Daha Kolay Gol, Daha Kolay Paket
Oyun çıkmadan önce duyurulan daha çevik top sürme sistemi, ayarlardan açılıp kapanabiliyor. Açık kalması, top kaybını bir tık daha zorlaştırdığı için, oynadığım tüm rakipler bu özelliği kullanıyordu. Yine çıkmadan önce duyurulan pozisyon bilgisi özelliği yerinde ise yeller esiyor; savunma oyuncuları ve özellikle defansif orta sahalar sürekli kademe hatası yapıyor ve iş çığırından çıkıyor. Klasik L1+X verkaç kombinasyonu, arkaya kaçmanın ve L1+Üçgen kombinasyonunun gücüyle daha da durdurulamaz bir hal almış. En işlevsel özellik, yaratıcı koşu yaratma gibi gözüküyor ama çoğu zaman onu uygulayacak zamanı bulamıyorsunuz ya da daha basit bir pas atmak zorunda kalıyorsunuz. Aynı şey, oyuncuya kilitlenme özelliği için de geçerli; oyunda orta sahalar aktif olup pas oyunu oynamaya imkan sağlayan bir yapı çıkarsa, bu iki özelliğin kullanımı da epey artacaktır.
FIFA, NBA ve Football Manager gibi oyunların kendine ait bir kitlesi var.
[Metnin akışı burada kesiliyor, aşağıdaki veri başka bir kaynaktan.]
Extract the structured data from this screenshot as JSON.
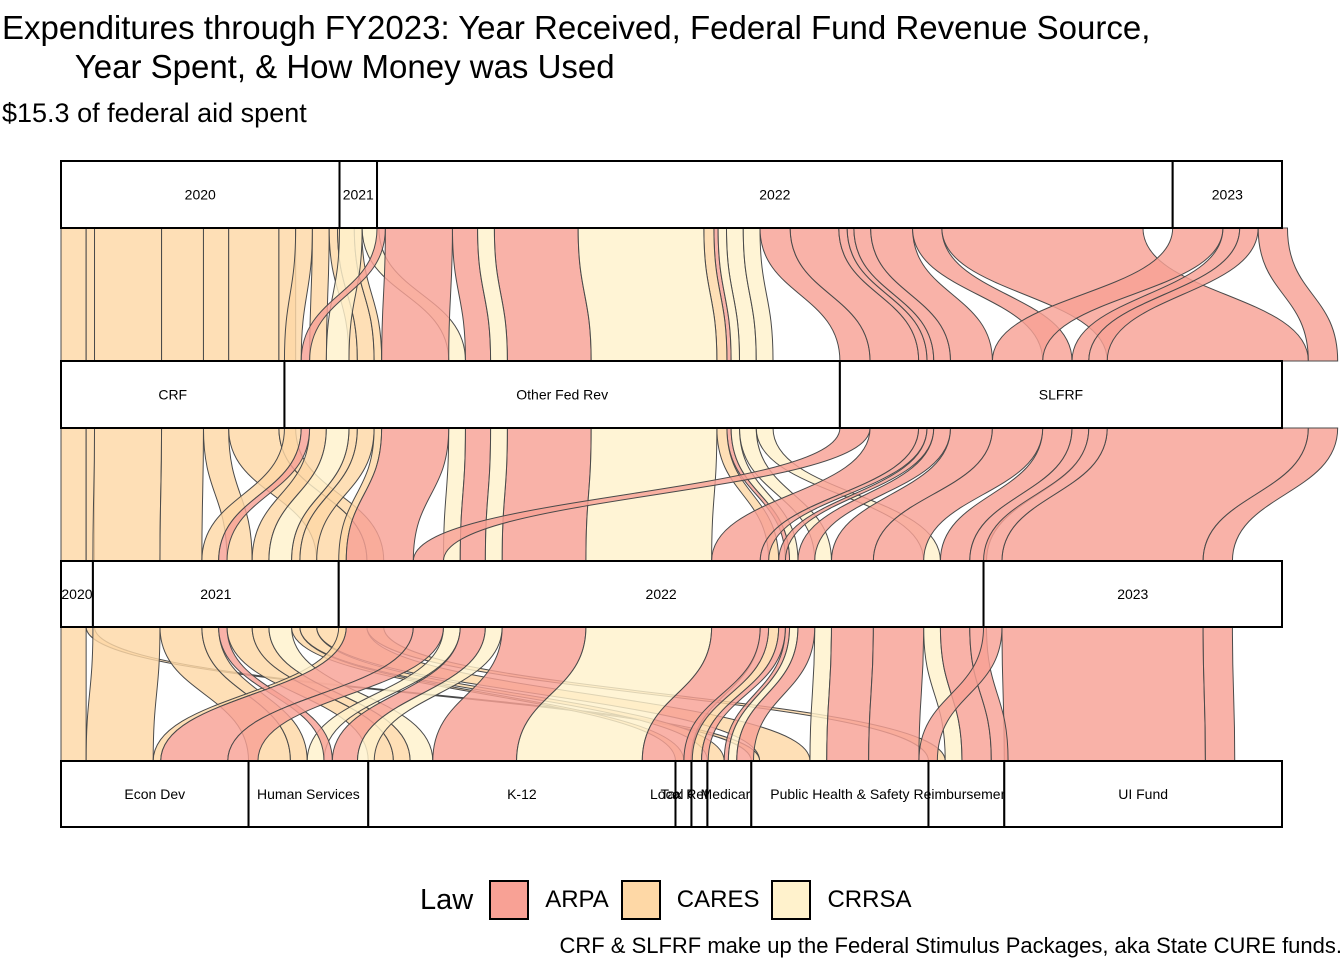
{
  "title": "Expenditures through FY2023: Year Received, Federal Fund Revenue Source,\n        Year Spent, & How Money was Used",
  "subtitle": "$15.3 of federal aid spent",
  "caption": "CRF & SLFRF make up the Federal Stimulus Packages, aka State CURE funds.",
  "legend": {
    "title": "Law",
    "items": [
      {
        "label": "ARPA",
        "color": "#F8A195"
      },
      {
        "label": "CARES",
        "color": "#FED8A6"
      },
      {
        "label": "CRRSA",
        "color": "#FFF2CC"
      }
    ]
  },
  "chart_data": {
    "type": "alluvial",
    "total_billions": 15.3,
    "axes": [
      {
        "name": "Year Received",
        "strata": [
          {
            "label": "2020",
            "value": 3.49
          },
          {
            "label": "2021",
            "value": 0.47
          },
          {
            "label": "2022",
            "value": 9.97
          },
          {
            "label": "2023",
            "value": 1.37
          }
        ]
      },
      {
        "name": "Federal Fund Revenue Source",
        "strata": [
          {
            "label": "CRF",
            "value": 2.8
          },
          {
            "label": "Other Fed Rev",
            "value": 6.96
          },
          {
            "label": "SLFRF",
            "value": 5.54
          }
        ]
      },
      {
        "name": "Year Spent",
        "strata": [
          {
            "label": "2020",
            "value": 0.4
          },
          {
            "label": "2021",
            "value": 3.08
          },
          {
            "label": "2022",
            "value": 8.08
          },
          {
            "label": "2023",
            "value": 3.74
          }
        ]
      },
      {
        "name": "How Money was Used",
        "strata": [
          {
            "label": "Econ Dev",
            "value": 2.35
          },
          {
            "label": "Human Services",
            "value": 1.5
          },
          {
            "label": "K-12",
            "value": 3.85
          },
          {
            "label": "Local Govt",
            "value": 0.2
          },
          {
            "label": "Tax Refunds",
            "value": 0.2
          },
          {
            "label": "Medicare",
            "value": 0.55
          },
          {
            "label": "Public Health & Safety",
            "value": 2.22
          },
          {
            "label": "Reimbursements",
            "value": 0.95
          },
          {
            "label": "UI Fund",
            "value": 3.48
          }
        ]
      }
    ],
    "flows": [
      {
        "law": "CARES",
        "path": [
          "2020",
          "CRF",
          "2020",
          "Econ Dev"
        ],
        "value": 0.3
      },
      {
        "law": "CARES",
        "path": [
          "2020",
          "CRF",
          "2020",
          "Public Health & Safety"
        ],
        "value": 0.1
      },
      {
        "law": "CARES",
        "path": [
          "2020",
          "CRF",
          "2021",
          "Econ Dev"
        ],
        "value": 0.8
      },
      {
        "law": "CARES",
        "path": [
          "2020",
          "CRF",
          "2021",
          "Human Services"
        ],
        "value": 0.5
      },
      {
        "law": "CARES",
        "path": [
          "2020",
          "CRF",
          "2021",
          "Public Health & Safety"
        ],
        "value": 0.6
      },
      {
        "law": "CARES",
        "path": [
          "2020",
          "CRF",
          "2021",
          "K-12"
        ],
        "value": 0.3
      },
      {
        "law": "CARES",
        "path": [
          "2020",
          "CRF",
          "2021",
          "Reimbursements"
        ],
        "value": 0.2
      },
      {
        "law": "CARES",
        "path": [
          "2020",
          "Other Fed Rev",
          "2021",
          "Human Services"
        ],
        "value": 0.2
      },
      {
        "law": "CARES",
        "path": [
          "2020",
          "Other Fed Rev",
          "2021",
          "K-12"
        ],
        "value": 0.2
      },
      {
        "law": "CARES",
        "path": [
          "2020",
          "Other Fed Rev",
          "2021",
          "Local Govt"
        ],
        "value": 0.1
      },
      {
        "law": "CARES",
        "path": [
          "2020",
          "Other Fed Rev",
          "2021",
          "Medicare"
        ],
        "value": 0.2
      },
      {
        "law": "CARES",
        "path": [
          "2020",
          "Other Fed Rev",
          "2022",
          "Econ Dev"
        ],
        "value": 0.09
      },
      {
        "law": "CRRSA",
        "path": [
          "2021",
          "Other Fed Rev",
          "2021",
          "K-12"
        ],
        "value": 0.27
      },
      {
        "law": "CRRSA",
        "path": [
          "2021",
          "Other Fed Rev",
          "2022",
          "Human Services"
        ],
        "value": 0.2
      },
      {
        "law": "ARPA",
        "path": [
          "2022",
          "Other Fed Rev",
          "2021",
          "Human Services"
        ],
        "value": 0.1
      },
      {
        "law": "ARPA",
        "path": [
          "2022",
          "Other Fed Rev",
          "2022",
          "Econ Dev"
        ],
        "value": 0.8
      },
      {
        "law": "ARPA",
        "path": [
          "2022",
          "Other Fed Rev",
          "2022",
          "Human Services"
        ],
        "value": 0.3
      },
      {
        "law": "ARPA",
        "path": [
          "2022",
          "Other Fed Rev",
          "2022",
          "K-12"
        ],
        "value": 1.0
      },
      {
        "law": "ARPA",
        "path": [
          "2022",
          "Other Fed Rev",
          "2022",
          "Medicare"
        ],
        "value": 0.05
      },
      {
        "law": "CARES",
        "path": [
          "2022",
          "Other Fed Rev",
          "2022",
          "Tax Refunds"
        ],
        "value": 0.12
      },
      {
        "law": "CRRSA",
        "path": [
          "2022",
          "Other Fed Rev",
          "2022",
          "K-12"
        ],
        "value": 1.5
      },
      {
        "law": "CRRSA",
        "path": [
          "2022",
          "Other Fed Rev",
          "2022",
          "Human Services"
        ],
        "value": 0.2
      },
      {
        "law": "CRRSA",
        "path": [
          "2022",
          "Other Fed Rev",
          "2022",
          "Public Health & Safety"
        ],
        "value": 0.2
      },
      {
        "law": "CRRSA",
        "path": [
          "2022",
          "Other Fed Rev",
          "2022",
          "Reimbursements"
        ],
        "value": 0.2
      },
      {
        "law": "CRRSA",
        "path": [
          "2022",
          "Other Fed Rev",
          "2022",
          "Medicare"
        ],
        "value": 0.1
      },
      {
        "law": "ARPA",
        "path": [
          "2022",
          "SLFRF",
          "2022",
          "Econ Dev"
        ],
        "value": 0.36
      },
      {
        "law": "ARPA",
        "path": [
          "2022",
          "SLFRF",
          "2022",
          "K-12"
        ],
        "value": 0.58
      },
      {
        "law": "ARPA",
        "path": [
          "2022",
          "SLFRF",
          "2022",
          "Local Govt"
        ],
        "value": 0.1
      },
      {
        "law": "ARPA",
        "path": [
          "2022",
          "SLFRF",
          "2022",
          "Tax Refunds"
        ],
        "value": 0.08
      },
      {
        "law": "ARPA",
        "path": [
          "2022",
          "SLFRF",
          "2022",
          "Medicare"
        ],
        "value": 0.2
      },
      {
        "law": "ARPA",
        "path": [
          "2022",
          "SLFRF",
          "2022",
          "Public Health & Safety"
        ],
        "value": 0.5
      },
      {
        "law": "ARPA",
        "path": [
          "2022",
          "SLFRF",
          "2022",
          "Reimbursements"
        ],
        "value": 0.35
      },
      {
        "law": "ARPA",
        "path": [
          "2022",
          "SLFRF",
          "2023",
          "UI Fund"
        ],
        "value": 2.4
      },
      {
        "law": "ARPA",
        "path": [
          "2023",
          "SLFRF",
          "2022",
          "Public Health & Safety"
        ],
        "value": 0.6
      },
      {
        "law": "ARPA",
        "path": [
          "2023",
          "SLFRF",
          "2022",
          "Reimbursements"
        ],
        "value": 0.2
      },
      {
        "law": "ARPA",
        "path": [
          "2023",
          "SLFRF",
          "2023",
          "Public Health & Safety"
        ],
        "value": 0.22
      },
      {
        "law": "ARPA",
        "path": [
          "2023",
          "SLFRF",
          "2023",
          "Reimbursements"
        ],
        "value": 0.0
      },
      {
        "law": "ARPA",
        "path": [
          "2023",
          "SLFRF",
          "2023",
          "UI Fund"
        ],
        "value": 0.35
      }
    ]
  }
}
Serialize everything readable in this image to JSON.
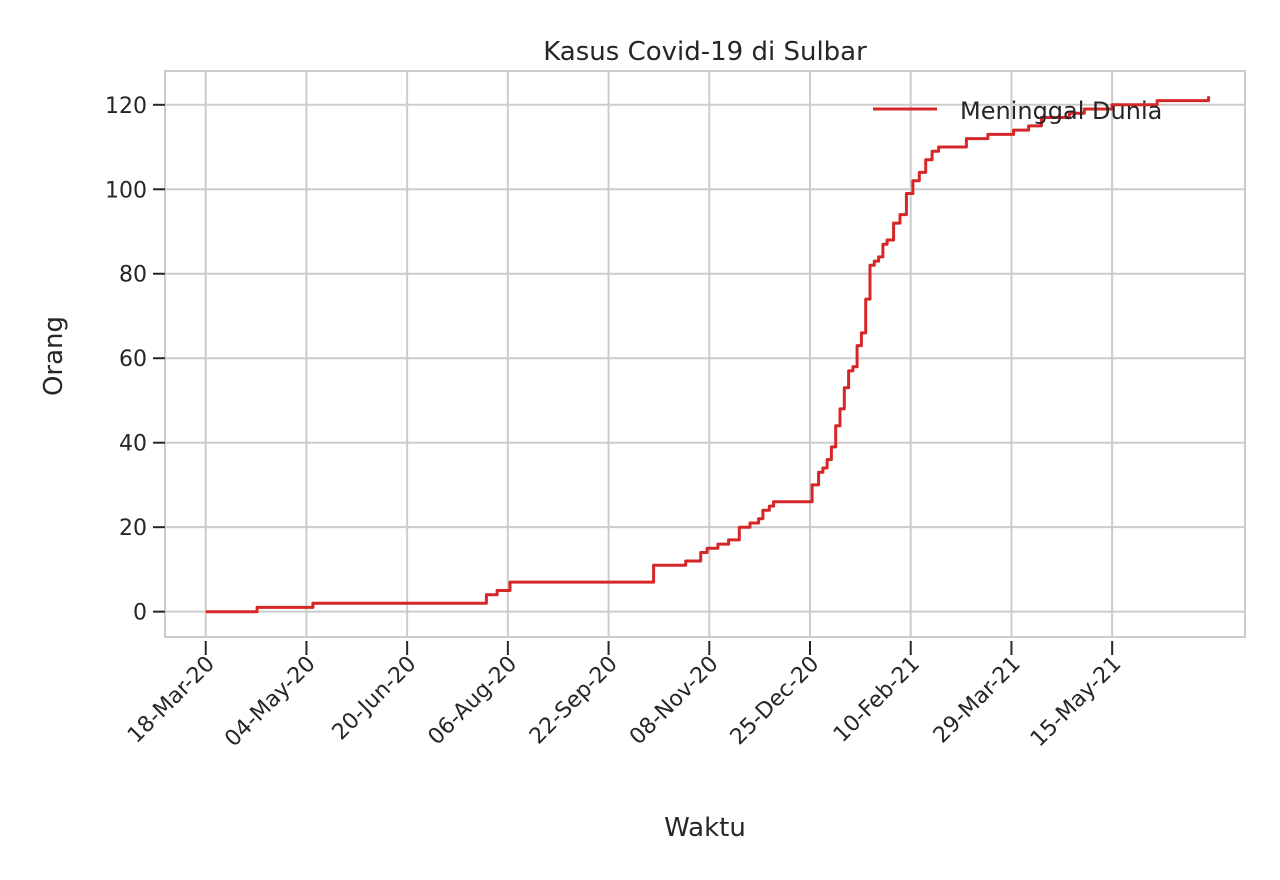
{
  "chart_data": {
    "type": "line",
    "title": "Kasus Covid-19 di Sulbar",
    "xlabel": "Waktu",
    "ylabel": "Orang",
    "x_start": "2020-03-18",
    "x_end": "2021-06-30",
    "xlim": [
      "2020-02-28",
      "2021-07-16"
    ],
    "ylim": [
      -6,
      128
    ],
    "y_ticks": [
      0,
      20,
      40,
      60,
      80,
      100,
      120
    ],
    "x_tick_labels": [
      "18-Mar-20",
      "04-May-20",
      "20-Jun-20",
      "06-Aug-20",
      "22-Sep-20",
      "08-Nov-20",
      "25-Dec-20",
      "10-Feb-21",
      "29-Mar-21",
      "15-May-21"
    ],
    "x_ticks": [
      "2020-03-18",
      "2020-05-04",
      "2020-06-20",
      "2020-08-06",
      "2020-09-22",
      "2020-11-08",
      "2020-12-25",
      "2021-02-10",
      "2021-03-29",
      "2021-05-15"
    ],
    "grid": true,
    "legend_position": "top-right",
    "series": [
      {
        "name": "Meninggal Dunia",
        "color": "#d62728",
        "x": [
          "2020-03-18",
          "2020-04-11",
          "2020-05-07",
          "2020-07-09",
          "2020-07-27",
          "2020-08-01",
          "2020-08-07",
          "2020-09-23",
          "2020-10-13",
          "2020-10-28",
          "2020-11-01",
          "2020-11-04",
          "2020-11-07",
          "2020-11-12",
          "2020-11-17",
          "2020-11-22",
          "2020-11-27",
          "2020-12-01",
          "2020-12-03",
          "2020-12-06",
          "2020-12-08",
          "2020-12-10",
          "2020-12-22",
          "2020-12-26",
          "2020-12-29",
          "2020-12-31",
          "2021-01-02",
          "2021-01-04",
          "2021-01-06",
          "2021-01-08",
          "2021-01-10",
          "2021-01-12",
          "2021-01-14",
          "2021-01-16",
          "2021-01-18",
          "2021-01-20",
          "2021-01-22",
          "2021-01-24",
          "2021-01-26",
          "2021-01-28",
          "2021-01-30",
          "2021-02-02",
          "2021-02-05",
          "2021-02-08",
          "2021-02-11",
          "2021-02-14",
          "2021-02-17",
          "2021-02-20",
          "2021-02-23",
          "2021-02-26",
          "2021-03-01",
          "2021-03-08",
          "2021-03-18",
          "2021-03-30",
          "2021-04-06",
          "2021-04-12",
          "2021-04-18",
          "2021-04-25",
          "2021-05-02",
          "2021-05-15",
          "2021-06-05",
          "2021-06-29"
        ],
        "y": [
          0,
          1,
          2,
          2,
          4,
          5,
          7,
          7,
          11,
          12,
          12,
          14,
          15,
          16,
          17,
          20,
          21,
          22,
          24,
          25,
          26,
          26,
          26,
          30,
          33,
          34,
          36,
          39,
          44,
          48,
          53,
          57,
          58,
          63,
          66,
          74,
          82,
          83,
          84,
          87,
          88,
          92,
          94,
          99,
          102,
          104,
          107,
          109,
          110,
          110,
          110,
          112,
          113,
          114,
          115,
          117,
          117,
          118,
          119,
          120,
          121,
          122
        ]
      }
    ]
  }
}
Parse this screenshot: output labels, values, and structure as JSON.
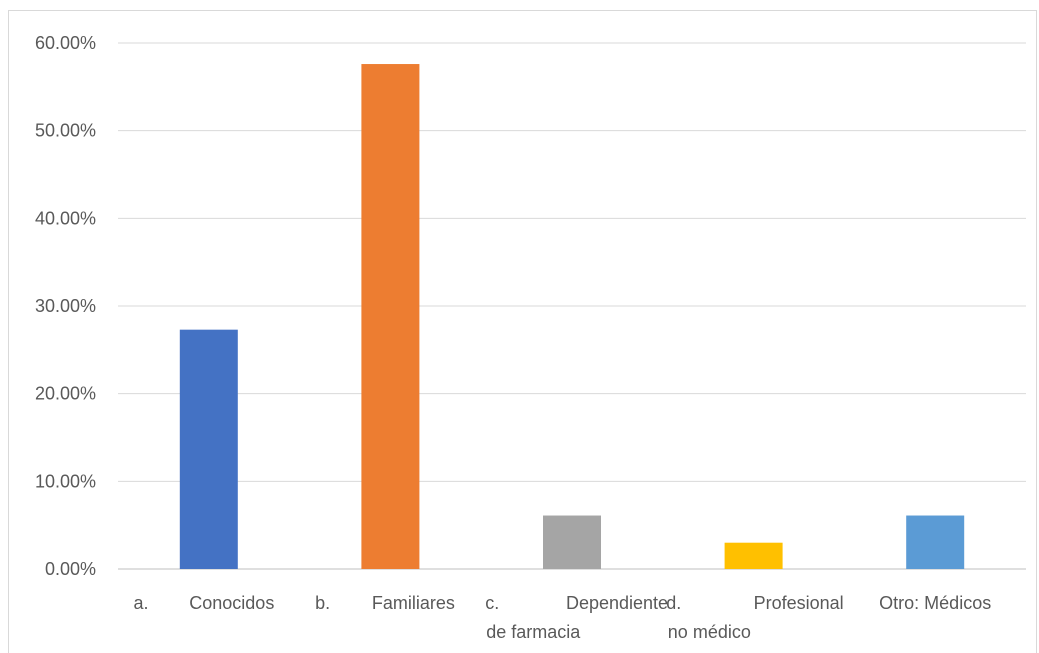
{
  "chart_data": {
    "type": "bar",
    "categories": [
      [
        "a.",
        "Conocidos"
      ],
      [
        "b.",
        "Familiares"
      ],
      [
        "c.",
        "Dependiente",
        "de farmacia"
      ],
      [
        "d.",
        "Profesional",
        "no médico"
      ],
      [
        "Otro: Médicos"
      ]
    ],
    "values": [
      27.3,
      57.6,
      6.1,
      3.0,
      6.1
    ],
    "colors": [
      "#4472c4",
      "#ed7d31",
      "#a5a5a5",
      "#ffc000",
      "#5b9bd5"
    ],
    "yticks": [
      "0.00%",
      "10.00%",
      "20.00%",
      "30.00%",
      "40.00%",
      "50.00%",
      "60.00%"
    ],
    "ylim": [
      0,
      60
    ],
    "title": "",
    "xlabel": "",
    "ylabel": "",
    "grid": true,
    "legend": "none"
  }
}
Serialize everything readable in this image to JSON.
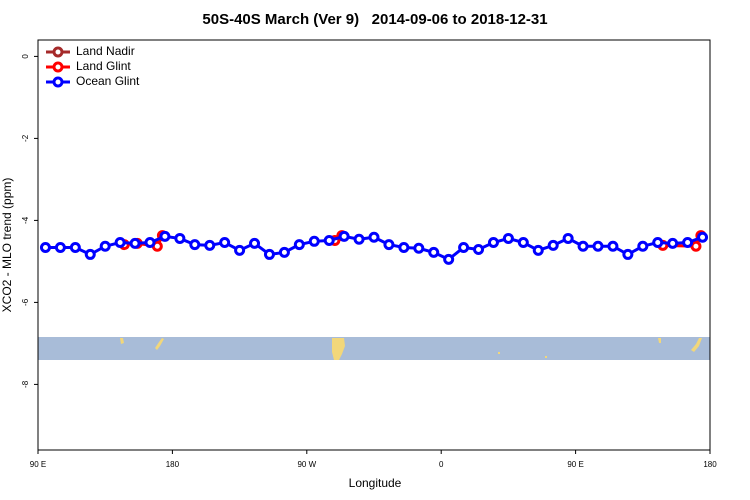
{
  "chart_data": {
    "type": "line",
    "title": "50S-40S March (Ver 9)   2014-09-06 to 2018-12-31",
    "x_label": "Longitude",
    "y_label": "XCO2 - MLO trend (ppm)",
    "xlim": [
      90,
      540
    ],
    "xticks": [
      {
        "value": 90,
        "label": "90 E"
      },
      180,
      {
        "value": 270,
        "label": "90 W"
      },
      {
        "value": 360,
        "label": "0"
      },
      {
        "value": 450,
        "label": "90 E"
      },
      {
        "value": 540,
        "label": "180"
      }
    ],
    "ylim": [
      -9.6,
      0.4
    ],
    "yticks": [
      0,
      -2,
      -4,
      -6,
      -8
    ],
    "grid": false,
    "legend": "top-left",
    "series": [
      {
        "name": "Land Nadir",
        "color": "#a52a2a",
        "x": [],
        "values": []
      },
      {
        "name": "Land Glint",
        "color": "#ff0000",
        "x": [
          147.8,
          156.5,
          169.9,
          173.3,
          null,
          288.8,
          293.5,
          null,
          508.4,
          530.6,
          533.9
        ],
        "values": [
          -4.59,
          -4.56,
          -4.63,
          -4.37,
          null,
          -4.49,
          -4.37,
          null,
          -4.61,
          -4.63,
          -4.37
        ]
      },
      {
        "name": "Ocean Glint",
        "color": "#0000ff",
        "x": [
          95,
          105,
          115,
          125,
          135,
          145,
          155,
          165,
          175,
          185,
          195,
          205,
          215,
          225,
          235,
          245,
          255,
          265,
          275,
          285,
          295,
          305,
          315,
          325,
          335,
          345,
          355,
          365,
          375,
          385,
          395,
          405,
          415,
          425,
          435,
          445,
          455,
          465,
          475,
          485,
          495,
          505,
          515,
          525,
          535
        ],
        "values": [
          -4.66,
          -4.66,
          -4.66,
          -4.83,
          -4.63,
          -4.54,
          -4.56,
          -4.54,
          -4.39,
          -4.44,
          -4.59,
          -4.61,
          -4.54,
          -4.73,
          -4.56,
          -4.83,
          -4.78,
          -4.59,
          -4.51,
          -4.49,
          -4.39,
          -4.46,
          -4.41,
          -4.59,
          -4.66,
          -4.68,
          -4.78,
          -4.95,
          -4.66,
          -4.71,
          -4.54,
          -4.44,
          -4.54,
          -4.73,
          -4.61,
          -4.44,
          -4.63,
          -4.63,
          -4.63,
          -4.83,
          -4.63,
          -4.54,
          -4.56,
          -4.54,
          -4.41
        ]
      }
    ]
  }
}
Bu kitle, oyun ne kadar farklı veya kötü olursa olsun, oyunu almaktan vazgeçmiyor. Zaten Ultimate Team ve FIFA Point sistemi ile büyük bir gelir elde eden EA, ne olursa olsun oyundan büyük bir kar elde edeceğinin farkında. Bu yüzden bu yazıyı okuyanların birçoğu, çoktan FUT kadrolarını kurmuş ve önümüzdeki FUT Champions’u bekliyor olabilir. Ancak benim sözüm, henüz oyunu almamış ve merak eden kişilere. Şu an için 500 liradan satılan FIFA’ya, FUT bağımlısı değilseniz bu parayı vermenizi kesinlikle tavsiye etmem. Hele elinizde FIFA 20 varsa, eskiden yaptığımız gibi manuel olarak yeni transferleri yapıp kendi güncel kadrolarınızla FIFA 20 oynamak çok daha akıllıca olacaktır. İndirim zamanı geldiğinde, oynanış düzeldiyse tercih edilebilir. Bunun dışında, zaten FUT bağımlısı olan kesim, dediğim gibi çoktan oyuna başladı bile. Momentum sizinle olsun.